Le Forum Pamela Howard de l’International Center for Journalist (ICFJ) sur le Reportage des Crises Mondiales a organisé le premier webinaire du mois de septembre, intitulé « Le traitement journalistique du terrorisme et de l’extrémisme violent », animé par Kossi Balao, le directeur du Forum, et le journaliste, professeur et chroniqueur, Jean Paul Marthoz, comme le grand invité de ce 101ème webinaire.

Tant qu’elle est aussi utile que dangereuse, l’information, du moins la diffusion de cette dernière, ne peut se laisser entre les mains de tous sinon requiert un ensemble de code. Pour cette raison, le Forum Pamela Howard de l’International Center For Journalist (ICFJ) sur le Reportage des Crises Mondiales, se donne le devoir de bien orienter le travail des journalistes. Auquel cas, ce webinaire qui dure 1h : 00 : 21 ayant pour thème « le traitement journalistique du terrorisme et de l’extrémisme violent », s’inscrit dans cette perspective.

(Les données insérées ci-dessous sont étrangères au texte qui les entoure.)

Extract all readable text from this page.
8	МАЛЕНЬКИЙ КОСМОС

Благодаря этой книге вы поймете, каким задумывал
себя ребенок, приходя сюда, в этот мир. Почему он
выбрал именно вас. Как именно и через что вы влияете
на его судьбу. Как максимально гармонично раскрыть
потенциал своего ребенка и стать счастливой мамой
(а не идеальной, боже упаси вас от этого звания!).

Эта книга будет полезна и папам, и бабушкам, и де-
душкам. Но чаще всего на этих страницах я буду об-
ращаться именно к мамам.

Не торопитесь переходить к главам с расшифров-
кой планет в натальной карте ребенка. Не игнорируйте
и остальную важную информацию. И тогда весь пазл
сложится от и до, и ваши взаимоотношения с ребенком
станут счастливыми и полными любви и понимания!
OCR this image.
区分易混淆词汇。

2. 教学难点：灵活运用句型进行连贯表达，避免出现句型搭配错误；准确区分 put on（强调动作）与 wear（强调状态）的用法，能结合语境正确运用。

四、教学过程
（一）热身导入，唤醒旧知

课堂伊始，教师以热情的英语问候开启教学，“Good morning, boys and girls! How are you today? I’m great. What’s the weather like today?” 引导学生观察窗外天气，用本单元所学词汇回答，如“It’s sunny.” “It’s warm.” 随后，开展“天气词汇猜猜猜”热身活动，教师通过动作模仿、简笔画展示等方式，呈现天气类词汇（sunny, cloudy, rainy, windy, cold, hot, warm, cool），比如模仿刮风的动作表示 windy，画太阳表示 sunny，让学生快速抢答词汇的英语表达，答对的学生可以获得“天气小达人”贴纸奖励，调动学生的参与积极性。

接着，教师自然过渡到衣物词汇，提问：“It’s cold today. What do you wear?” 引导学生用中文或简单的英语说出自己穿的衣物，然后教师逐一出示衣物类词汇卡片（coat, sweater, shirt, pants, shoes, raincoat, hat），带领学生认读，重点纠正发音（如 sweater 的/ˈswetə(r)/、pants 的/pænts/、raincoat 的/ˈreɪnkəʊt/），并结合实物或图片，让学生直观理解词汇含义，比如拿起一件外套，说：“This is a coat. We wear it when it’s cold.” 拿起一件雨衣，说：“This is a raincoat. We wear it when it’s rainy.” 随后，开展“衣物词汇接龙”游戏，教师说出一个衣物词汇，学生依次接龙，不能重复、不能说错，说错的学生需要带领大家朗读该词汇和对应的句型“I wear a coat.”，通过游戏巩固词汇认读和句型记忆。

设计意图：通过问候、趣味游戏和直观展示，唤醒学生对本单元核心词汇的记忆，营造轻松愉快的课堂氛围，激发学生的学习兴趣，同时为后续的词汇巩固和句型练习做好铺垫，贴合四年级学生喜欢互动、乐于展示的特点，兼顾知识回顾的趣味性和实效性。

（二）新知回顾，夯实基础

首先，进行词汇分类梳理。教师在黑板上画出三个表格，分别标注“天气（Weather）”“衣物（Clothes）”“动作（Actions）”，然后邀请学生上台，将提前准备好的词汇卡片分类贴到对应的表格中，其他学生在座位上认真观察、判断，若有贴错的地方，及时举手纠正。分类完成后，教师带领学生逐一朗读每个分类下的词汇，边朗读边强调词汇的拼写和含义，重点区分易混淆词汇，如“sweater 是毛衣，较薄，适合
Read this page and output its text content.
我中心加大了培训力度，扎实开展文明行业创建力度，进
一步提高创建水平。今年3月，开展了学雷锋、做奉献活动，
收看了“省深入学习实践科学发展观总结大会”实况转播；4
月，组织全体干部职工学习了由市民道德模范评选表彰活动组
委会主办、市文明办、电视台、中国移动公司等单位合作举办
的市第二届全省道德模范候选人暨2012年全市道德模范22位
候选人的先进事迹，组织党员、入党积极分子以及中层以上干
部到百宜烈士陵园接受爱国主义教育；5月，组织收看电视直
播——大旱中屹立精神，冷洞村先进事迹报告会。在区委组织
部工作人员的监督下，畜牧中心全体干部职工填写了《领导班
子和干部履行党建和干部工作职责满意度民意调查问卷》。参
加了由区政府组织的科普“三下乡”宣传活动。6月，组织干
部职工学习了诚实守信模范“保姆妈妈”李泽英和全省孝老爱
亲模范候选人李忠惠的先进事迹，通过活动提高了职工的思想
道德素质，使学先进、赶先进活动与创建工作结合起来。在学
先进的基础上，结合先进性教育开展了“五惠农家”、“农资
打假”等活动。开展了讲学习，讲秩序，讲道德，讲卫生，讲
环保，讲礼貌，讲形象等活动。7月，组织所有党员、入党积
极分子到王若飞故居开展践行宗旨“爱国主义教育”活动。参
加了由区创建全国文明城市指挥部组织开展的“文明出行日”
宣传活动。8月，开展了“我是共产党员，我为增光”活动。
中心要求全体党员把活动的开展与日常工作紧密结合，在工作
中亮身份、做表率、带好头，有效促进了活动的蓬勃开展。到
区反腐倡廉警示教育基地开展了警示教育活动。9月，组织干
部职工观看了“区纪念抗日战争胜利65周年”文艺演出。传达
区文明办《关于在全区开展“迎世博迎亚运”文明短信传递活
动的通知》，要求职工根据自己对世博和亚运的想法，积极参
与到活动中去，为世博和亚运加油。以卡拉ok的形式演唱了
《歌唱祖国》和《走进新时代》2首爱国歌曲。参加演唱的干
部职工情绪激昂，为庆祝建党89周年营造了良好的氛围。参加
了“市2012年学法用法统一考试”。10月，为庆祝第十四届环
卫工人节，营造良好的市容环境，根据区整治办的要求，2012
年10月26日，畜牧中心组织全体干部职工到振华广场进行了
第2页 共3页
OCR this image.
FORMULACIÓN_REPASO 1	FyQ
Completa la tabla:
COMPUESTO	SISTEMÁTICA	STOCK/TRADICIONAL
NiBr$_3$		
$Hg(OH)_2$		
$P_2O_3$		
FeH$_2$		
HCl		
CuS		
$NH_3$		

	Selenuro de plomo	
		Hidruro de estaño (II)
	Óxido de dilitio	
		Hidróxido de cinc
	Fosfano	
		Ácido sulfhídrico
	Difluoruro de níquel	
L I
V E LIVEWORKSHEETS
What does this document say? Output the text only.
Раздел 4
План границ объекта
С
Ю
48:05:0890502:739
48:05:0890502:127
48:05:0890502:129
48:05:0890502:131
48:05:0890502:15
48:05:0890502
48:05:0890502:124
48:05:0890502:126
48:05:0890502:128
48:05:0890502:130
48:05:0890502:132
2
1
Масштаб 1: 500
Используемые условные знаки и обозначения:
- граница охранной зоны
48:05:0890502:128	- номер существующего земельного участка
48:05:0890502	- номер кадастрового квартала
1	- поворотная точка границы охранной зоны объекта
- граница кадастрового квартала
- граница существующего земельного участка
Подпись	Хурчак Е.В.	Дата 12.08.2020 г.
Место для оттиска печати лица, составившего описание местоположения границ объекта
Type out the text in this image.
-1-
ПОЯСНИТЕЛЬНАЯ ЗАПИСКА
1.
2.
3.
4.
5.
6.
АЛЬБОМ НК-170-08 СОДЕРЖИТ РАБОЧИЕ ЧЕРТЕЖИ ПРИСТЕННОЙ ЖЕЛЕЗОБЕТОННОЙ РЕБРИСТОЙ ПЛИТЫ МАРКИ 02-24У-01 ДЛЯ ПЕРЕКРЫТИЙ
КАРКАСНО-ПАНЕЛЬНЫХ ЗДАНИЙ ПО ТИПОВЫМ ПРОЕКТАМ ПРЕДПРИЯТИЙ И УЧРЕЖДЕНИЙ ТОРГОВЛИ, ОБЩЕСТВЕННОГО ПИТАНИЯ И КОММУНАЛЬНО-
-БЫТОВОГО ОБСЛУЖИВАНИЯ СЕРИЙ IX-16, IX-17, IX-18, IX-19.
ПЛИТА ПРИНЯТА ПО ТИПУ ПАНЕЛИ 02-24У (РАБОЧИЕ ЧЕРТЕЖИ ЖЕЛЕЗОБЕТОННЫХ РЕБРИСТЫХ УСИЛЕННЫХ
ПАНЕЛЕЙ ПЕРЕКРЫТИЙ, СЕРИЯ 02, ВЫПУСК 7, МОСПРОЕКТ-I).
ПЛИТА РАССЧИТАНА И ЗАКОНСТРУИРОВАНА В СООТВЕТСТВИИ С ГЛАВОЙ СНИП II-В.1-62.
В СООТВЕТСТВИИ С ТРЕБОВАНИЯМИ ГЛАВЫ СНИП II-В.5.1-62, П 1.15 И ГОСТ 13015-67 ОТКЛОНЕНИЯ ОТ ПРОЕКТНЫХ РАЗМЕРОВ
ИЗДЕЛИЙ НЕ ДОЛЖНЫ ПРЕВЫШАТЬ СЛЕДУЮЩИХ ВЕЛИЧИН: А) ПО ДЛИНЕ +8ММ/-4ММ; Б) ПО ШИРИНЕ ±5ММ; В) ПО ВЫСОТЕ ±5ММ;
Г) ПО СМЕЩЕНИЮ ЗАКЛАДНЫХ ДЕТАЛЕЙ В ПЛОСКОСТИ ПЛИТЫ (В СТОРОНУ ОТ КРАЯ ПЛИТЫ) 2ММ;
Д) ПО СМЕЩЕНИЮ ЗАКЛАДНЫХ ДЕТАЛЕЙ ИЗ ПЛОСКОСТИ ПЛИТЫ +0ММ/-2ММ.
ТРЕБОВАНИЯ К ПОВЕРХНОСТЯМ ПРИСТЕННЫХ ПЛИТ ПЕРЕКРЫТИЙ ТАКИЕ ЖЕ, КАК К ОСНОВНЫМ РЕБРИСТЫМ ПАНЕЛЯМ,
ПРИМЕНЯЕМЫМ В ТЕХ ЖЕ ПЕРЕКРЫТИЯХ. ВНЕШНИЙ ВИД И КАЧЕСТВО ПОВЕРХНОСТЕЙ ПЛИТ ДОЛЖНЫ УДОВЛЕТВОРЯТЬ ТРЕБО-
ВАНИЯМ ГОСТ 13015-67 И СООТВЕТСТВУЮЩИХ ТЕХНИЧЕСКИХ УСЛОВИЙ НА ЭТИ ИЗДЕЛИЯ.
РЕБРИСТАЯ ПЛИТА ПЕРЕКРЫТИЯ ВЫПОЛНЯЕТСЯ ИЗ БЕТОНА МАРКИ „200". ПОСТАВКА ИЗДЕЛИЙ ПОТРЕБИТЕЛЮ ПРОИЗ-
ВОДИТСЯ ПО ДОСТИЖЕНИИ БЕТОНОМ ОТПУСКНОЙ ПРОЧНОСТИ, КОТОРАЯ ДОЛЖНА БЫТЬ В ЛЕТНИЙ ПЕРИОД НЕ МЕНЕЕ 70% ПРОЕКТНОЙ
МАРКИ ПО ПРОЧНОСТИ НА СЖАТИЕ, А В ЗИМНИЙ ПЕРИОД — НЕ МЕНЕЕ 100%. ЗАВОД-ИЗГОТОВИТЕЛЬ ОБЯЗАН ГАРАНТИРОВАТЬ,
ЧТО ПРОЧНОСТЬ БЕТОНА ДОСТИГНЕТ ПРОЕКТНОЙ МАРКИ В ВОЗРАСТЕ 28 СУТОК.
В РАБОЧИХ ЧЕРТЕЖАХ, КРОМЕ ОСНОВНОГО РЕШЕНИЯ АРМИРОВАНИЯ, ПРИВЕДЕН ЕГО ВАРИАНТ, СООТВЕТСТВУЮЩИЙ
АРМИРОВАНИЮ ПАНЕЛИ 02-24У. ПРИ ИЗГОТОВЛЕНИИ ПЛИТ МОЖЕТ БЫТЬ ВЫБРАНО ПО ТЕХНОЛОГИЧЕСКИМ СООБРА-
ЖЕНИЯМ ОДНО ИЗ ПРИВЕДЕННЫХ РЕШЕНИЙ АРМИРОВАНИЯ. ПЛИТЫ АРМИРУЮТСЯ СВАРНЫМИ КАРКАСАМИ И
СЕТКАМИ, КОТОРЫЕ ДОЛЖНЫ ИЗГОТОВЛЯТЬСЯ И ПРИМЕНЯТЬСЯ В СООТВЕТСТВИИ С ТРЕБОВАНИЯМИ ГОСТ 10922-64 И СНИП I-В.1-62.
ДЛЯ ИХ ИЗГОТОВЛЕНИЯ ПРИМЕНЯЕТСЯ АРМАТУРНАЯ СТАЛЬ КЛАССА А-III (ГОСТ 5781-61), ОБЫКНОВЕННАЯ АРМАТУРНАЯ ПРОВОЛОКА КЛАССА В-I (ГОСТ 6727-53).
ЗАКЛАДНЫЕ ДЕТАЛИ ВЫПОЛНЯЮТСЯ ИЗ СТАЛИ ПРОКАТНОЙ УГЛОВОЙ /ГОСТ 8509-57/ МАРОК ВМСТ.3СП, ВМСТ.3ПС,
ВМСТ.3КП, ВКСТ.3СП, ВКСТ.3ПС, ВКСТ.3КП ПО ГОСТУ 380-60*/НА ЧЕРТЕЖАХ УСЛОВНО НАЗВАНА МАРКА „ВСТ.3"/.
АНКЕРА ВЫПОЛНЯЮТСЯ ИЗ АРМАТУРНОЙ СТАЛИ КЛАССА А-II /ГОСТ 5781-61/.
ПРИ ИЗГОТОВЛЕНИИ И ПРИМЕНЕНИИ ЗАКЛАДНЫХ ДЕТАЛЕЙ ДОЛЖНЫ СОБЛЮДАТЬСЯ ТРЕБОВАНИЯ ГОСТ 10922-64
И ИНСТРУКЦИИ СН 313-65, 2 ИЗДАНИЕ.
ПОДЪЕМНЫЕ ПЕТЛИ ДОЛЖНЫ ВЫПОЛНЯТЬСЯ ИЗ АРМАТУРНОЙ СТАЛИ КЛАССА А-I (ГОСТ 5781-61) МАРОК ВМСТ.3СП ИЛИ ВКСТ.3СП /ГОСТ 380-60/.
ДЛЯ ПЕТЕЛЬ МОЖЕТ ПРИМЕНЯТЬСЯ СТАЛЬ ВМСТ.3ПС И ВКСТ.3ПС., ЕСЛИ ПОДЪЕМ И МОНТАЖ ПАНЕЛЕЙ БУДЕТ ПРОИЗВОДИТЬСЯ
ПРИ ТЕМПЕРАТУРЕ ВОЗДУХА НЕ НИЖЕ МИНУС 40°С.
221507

Au regard de ce qui se passe dans la société haïtienne : guerre des gangs, tuerie, enlèvement, violence et crimes de toutes sortes, ce 101ème webinaire prend tout son sens puisqu’il y a une large couverture médiatique de ces actes. Toutefois, l’on peut toujours se questionner sur le vrai sens du mot terrorisme, eu égard aux actes commis dans la société haïtienne. Cependant, dans une entrevue accordée à Ayibopost, le sociologue Djems Olivier – qui a entrepris des recherches sur les pratiques des gangs en Haïti – a constaté « une nouvelle forme de terrorisme >> en Haïti << même si nous avons peur de l’appeler par son nom » (Ayibopost, 2022). Le journalisme, en Haïti, n’a pas bonne presse corollaire à la manière dont les informations sont traitées pour la plupart. Et à peine, évoque-t-on dans un article de Ijnet (2022) – une nouvelle génération de journalistes scientifiques dans le pays. En raison du manque de spécialistes du terme en question et de rigueur de certaines publications, vous trouverez à travers ce webinaire des conseils nécessaires relatifs aux comportements que doivent adopter les journalistes, d’un côté pour couvrir les actes de violence, terroriste ou crime, et de l’autre, fournir des outils en vue d’optimiser les travaux qui y sont liés.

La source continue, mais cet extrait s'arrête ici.